Kent Monkman (Cree, b. 1965). mistikôsiwak (Wooden Boat People): Welcoming the Newcomers, 2019. Acrylic on canvas, 132 x 264 in. (335.28 x 670.6 cm). The Metropolitan Museum of Art, New York, Purchase, Donald R. Sobey Foundation CAF Canada Project Gift, 2020. Image courtesy of the artist © Kent Monkman
I wanted a persona to really reflect our point of view at the time that the colonial policies were beginning. So the singing of the treaties, the beginning of the residential school system, the removal—the dispossession—of my own people from our own land.
So I created Miss Chief Eagle Testickle to offer an Indigenous perspective on the European settlers and to also present a very empowered point of view of Indigenous sexuality pre-contact. We had our own traditions of gender and sexuality that didn’t fit the male-female binary.
Miss Chief is a legendary being.
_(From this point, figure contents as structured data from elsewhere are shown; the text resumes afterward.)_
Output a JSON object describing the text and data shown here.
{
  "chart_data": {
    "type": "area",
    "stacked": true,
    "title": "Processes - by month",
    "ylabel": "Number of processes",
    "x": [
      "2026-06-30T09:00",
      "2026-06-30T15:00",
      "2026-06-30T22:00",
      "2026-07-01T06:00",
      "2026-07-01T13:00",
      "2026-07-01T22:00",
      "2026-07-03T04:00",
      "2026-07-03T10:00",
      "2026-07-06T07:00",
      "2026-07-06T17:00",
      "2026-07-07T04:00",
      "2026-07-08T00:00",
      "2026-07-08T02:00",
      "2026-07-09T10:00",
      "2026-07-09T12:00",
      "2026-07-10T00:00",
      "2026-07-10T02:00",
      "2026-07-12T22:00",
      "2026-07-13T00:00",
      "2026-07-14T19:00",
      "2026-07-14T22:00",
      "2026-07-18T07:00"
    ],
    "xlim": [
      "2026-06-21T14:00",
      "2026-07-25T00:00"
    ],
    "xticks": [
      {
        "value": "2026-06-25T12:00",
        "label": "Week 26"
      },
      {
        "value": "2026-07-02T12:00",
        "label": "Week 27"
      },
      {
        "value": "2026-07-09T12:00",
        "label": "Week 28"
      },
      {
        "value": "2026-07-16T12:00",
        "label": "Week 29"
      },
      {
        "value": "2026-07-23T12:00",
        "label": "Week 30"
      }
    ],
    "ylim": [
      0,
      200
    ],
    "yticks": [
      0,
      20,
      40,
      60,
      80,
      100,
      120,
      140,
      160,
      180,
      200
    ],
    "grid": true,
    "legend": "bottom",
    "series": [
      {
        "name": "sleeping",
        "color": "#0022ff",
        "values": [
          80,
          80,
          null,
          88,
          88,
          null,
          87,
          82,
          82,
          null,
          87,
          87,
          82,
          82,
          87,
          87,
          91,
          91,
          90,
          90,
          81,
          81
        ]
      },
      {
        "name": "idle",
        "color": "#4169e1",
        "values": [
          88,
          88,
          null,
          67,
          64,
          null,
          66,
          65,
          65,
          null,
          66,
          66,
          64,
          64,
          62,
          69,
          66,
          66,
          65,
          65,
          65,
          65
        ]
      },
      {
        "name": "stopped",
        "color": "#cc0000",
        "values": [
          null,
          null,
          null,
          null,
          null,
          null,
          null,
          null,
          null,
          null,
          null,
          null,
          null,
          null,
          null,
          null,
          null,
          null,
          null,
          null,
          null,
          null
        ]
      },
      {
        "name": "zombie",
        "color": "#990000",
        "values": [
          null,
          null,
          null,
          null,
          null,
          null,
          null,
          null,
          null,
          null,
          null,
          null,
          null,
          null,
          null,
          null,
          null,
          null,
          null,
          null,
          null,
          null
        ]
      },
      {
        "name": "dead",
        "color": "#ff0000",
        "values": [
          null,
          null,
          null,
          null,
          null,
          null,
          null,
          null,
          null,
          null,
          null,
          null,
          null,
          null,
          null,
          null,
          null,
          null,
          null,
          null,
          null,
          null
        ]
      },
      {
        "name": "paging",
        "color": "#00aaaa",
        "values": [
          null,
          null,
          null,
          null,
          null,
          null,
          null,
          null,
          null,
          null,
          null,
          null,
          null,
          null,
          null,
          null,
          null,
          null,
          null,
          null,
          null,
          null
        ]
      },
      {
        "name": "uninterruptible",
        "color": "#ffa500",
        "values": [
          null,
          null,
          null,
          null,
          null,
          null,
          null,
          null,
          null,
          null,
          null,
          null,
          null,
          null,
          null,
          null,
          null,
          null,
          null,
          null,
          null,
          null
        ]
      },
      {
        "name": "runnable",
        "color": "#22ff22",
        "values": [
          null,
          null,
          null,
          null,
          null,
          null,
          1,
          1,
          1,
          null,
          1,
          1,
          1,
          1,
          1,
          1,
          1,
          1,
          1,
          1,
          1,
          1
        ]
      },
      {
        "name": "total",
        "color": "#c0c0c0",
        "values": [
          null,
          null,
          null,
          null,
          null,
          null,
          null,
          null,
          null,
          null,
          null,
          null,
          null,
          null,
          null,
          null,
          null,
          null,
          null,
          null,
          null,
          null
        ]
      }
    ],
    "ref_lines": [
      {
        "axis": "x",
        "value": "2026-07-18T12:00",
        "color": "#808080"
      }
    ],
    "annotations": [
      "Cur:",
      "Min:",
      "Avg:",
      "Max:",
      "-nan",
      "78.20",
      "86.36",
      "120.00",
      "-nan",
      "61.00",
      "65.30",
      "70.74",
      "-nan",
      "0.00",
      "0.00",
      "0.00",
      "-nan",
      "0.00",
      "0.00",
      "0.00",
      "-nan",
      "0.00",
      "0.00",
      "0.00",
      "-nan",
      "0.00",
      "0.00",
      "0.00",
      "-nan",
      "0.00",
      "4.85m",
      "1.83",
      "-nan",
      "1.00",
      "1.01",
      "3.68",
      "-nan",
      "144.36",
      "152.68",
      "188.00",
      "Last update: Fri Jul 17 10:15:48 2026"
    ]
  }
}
She comes from the stars. There’s something very liberating about having an alter ego because it allows me to kind of act in a way different than I would normally act.

Kent Monkman (Cree, b. 1965). mistikôsiwak (Wooden Boat People): Resurgence of the People, 2019. Acrylic on canvas, 132 x 264 in. (335.28 x 670.6 cm). The Metropolitan Museum of Art, New York, Purchase, Donald R. Sobey Foundation CAF Canada Project Gift, 2020. Image courtesy of the artist © Kent Monkman
Miss Chief brings something to my practice that I didn’t have as just a painter. She allows me to be more playful in my work because she inhabits a sexiness and sassiness. She allows me to lighten how I treat sometimes very dark subject matter because I’m looking at effectively a genocide.
This 150th celebration at The Met is a real opportunity to think about the experience of Indigenous people. There have been a lot of dark chapters that have really impacted us.
A lot of museums are predominantly colonial institutions in that they’re inherently from this tradition of Western art-making. I think this is a turning point. The Met is encouraging shared perspectives on its own history and its own collection. You can decenter the conversation.